Wednesday, March 13, 2013

Review: Splendors and Glooms


Splendors and Glooms
Splendors and Glooms by Laura Amy Schlitz

My rating: 3 of 5 stars



This is tricky. I've been reading so many picturebooks that I had to shift gears to rate a novel. Why? Because I spent so much more time on this book that I want to rate it higher. Just because I read it and liked it, I want to say I "really" liked it. But truth be told, I don't know how many people I'll go out and recommend: "You're going to need to read this book." Again, a five would have to be beyond 'recommendable' and into the 'must have' and 'will re-read' category, and a four would have to be something I really wanted to talk to other people about. This one, I would talk about with people who happened to read it (which could be a lot because of the silver medal), but I wouldn't go around seeking out my own people to read it just so I could share the experience and discuss it with them.

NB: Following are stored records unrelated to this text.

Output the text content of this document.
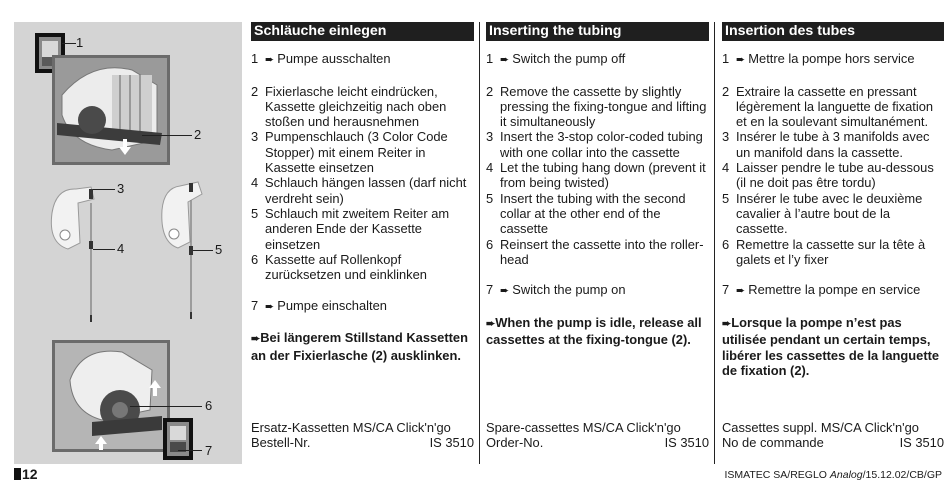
1
2
3
4	5
6
7
Schläuche einlegen
1 ➨ Pumpe ausschalten
2 Fixierlasche leicht eindrücken, Kassette gleichzeitig nach oben stoßen und herausnehmen
3 Pumpenschlauch (3 Color Code Stopper) mit einem Reiter in Kassette einsetzen
4 Schlauch hängen lassen (darf nicht verdreht sein)
5 Schlauch mit zweitem Reiter am anderen Ende der Kassette einsetzen
6 Kassette auf Rollenkopf zurücksetzen und einklinken
7 ➨ Pumpe einschalten
➨Bei längerem Stillstand Kassetten an der Fixierlasche (2) ausklinken.
Ersatz-Kassetten MS/CA Click'n'go
Bestell-Nr.	IS 3510
Inserting the tubing
1 ➨ Switch the pump off
2 Remove the cassette by slightly pressing the fixing-tongue and lifting it simultaneously
3 Insert the 3-stop color-coded tubing with one collar into the cassette
4 Let the tubing hang down (prevent it from being twisted)
5 Insert the tubing with the second collar at the other end of the cassette
6 Reinsert the cassette into the roller-head
7 ➨ Switch the pump on
➨When the pump is idle, release all cassettes at the fixing-tongue (2).
Spare-cassettes MS/CA Click'n'go
Order-No.	IS 3510
Insertion des tubes
1 ➨ Mettre la pompe hors service
2 Extraire la cassette en pressant légèrement la languette de fixation et en la soulevant simultanément.
3 Insérer le tube à 3 manifolds avec un manifold dans la cassette.
4 Laisser pendre le tube au-dessous (il ne doit pas être tordu)
5 Insérer le tube avec le deuxième cavalier à l’autre bout de la cassette.
6 Remettre la cassette sur la tête à galets et l’y fixer
7 ➨ Remettre la pompe en service
➨Lorsque la pompe n’est pas utilisée pendant un certain temps, libérer les cassettes de la languette de fixation (2).
Cassettes suppl. MS/CA Click'n'go
No de commande	IS 3510
12	ISMATEC SA/REGLO Analog/15.12.02/CB/GP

I experienced some some fine aesthetic moments while inside the reading. I enjoyed the dark tone, and felt the small dose of fantasy in the premise was used well to set up a highly polarized and distorted moral world where dark themes could be explored because of the exaggeration. Much like in a fairy tale, we need something as extreme as a cannibal ogre to be the enemy so we can justify killing him in the story.

Social class is an issue that can be exaggerated very well in the Victorian era, so the setting made for interesting dynamics that way. Servants and the served is a strong theme. Containment, cruelty, magic (what makes something magic), and belonging could also be explored pretty deeply. Schlitz pulled no punches on the violence, which was refreshing because this realizes the sense of danger and immediacy.

The content about puppet theater was fun, but I spent the whole time wishing it was about a Punch and Judy 'swatchel omi' instead of a marionette (fantoccini) theater--many of these performers in the 1800s were also Italian. Punch & Judy is just so much more Victorian and English.